Logout button, in-app tutorials, and a dark mode, each low effort with meaningful impact on first-use experience and long-term retention.
"Check-In" button on landing. No way to log from other screens. Greyscale made the hierarchy ambiguous.
"Log Mood" with matching icon in the top bar. Accessible from any screen. Clearer primary action hierarchy.
Freeform hashtag input for categories. Prone to misspelling and inconsistency across logs.
Predefined checklist. Faster to complete, eliminates errors, editable in Settings.
Greyscale graphs with emoji labels. Overwhelming without colour; emojis felt inconsistent with icon set.
Emotion-mapped colours applied consistently. Press-and-hold reveals labels. Tutorial added to top right.
05 — Reflection
MindSea was my first end-to-end UX project, from research through to a tested, iterated prototype. The gap between what we designed and what users actually did during testing was the most instructive part.

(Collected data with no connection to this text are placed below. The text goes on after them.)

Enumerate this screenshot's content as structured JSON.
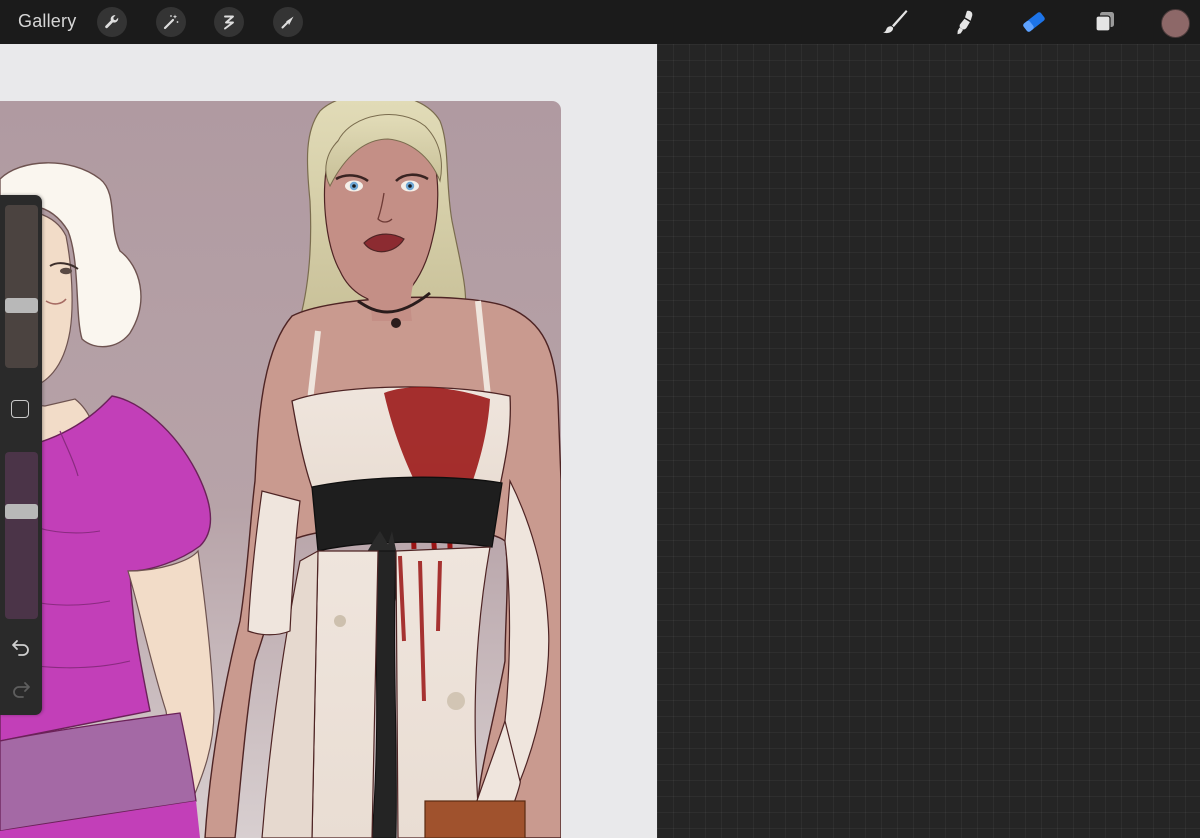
{
  "toolbar": {
    "gallery_label": "Gallery",
    "left_tools": [
      "wrench-icon",
      "magic-wand-icon",
      "selection-icon",
      "transform-arrow-icon"
    ],
    "right_tools": [
      "brush-icon",
      "smudge-icon",
      "eraser-icon",
      "layers-icon"
    ],
    "active_tool": "eraser-icon",
    "active_color": "#8d6868",
    "accent_color": "#1d74e8"
  },
  "sidebar": {
    "brush_size": 0.37,
    "opacity": 0.66,
    "undo_icon": "undo-icon",
    "redo_icon": "redo-icon"
  },
  "canvas": {
    "background_color": "#e9e9eb",
    "workspace_color": "#252525",
    "artwork_background": "#b39aa0"
  }
}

User testing revealed issues that static reviews missed, proving that real behavior matters more than assumptions. Designing for accessibility from the start led to better decisions around usability and interaction. Balancing depth with speed ensured the core experience stayed quick while allowing optional detail. Prioritizing recognition over recall made the app more intuitive and easier to use daily.
Strengthened user testing and the ability to turn insights into design improvements. Built a solid foundation in accessibility-first design for diverse user needs. Improved prioritization by balancing simplicity with feature depth. Enhanced ability to design intuitive, low-friction interfaces using familiar patterns.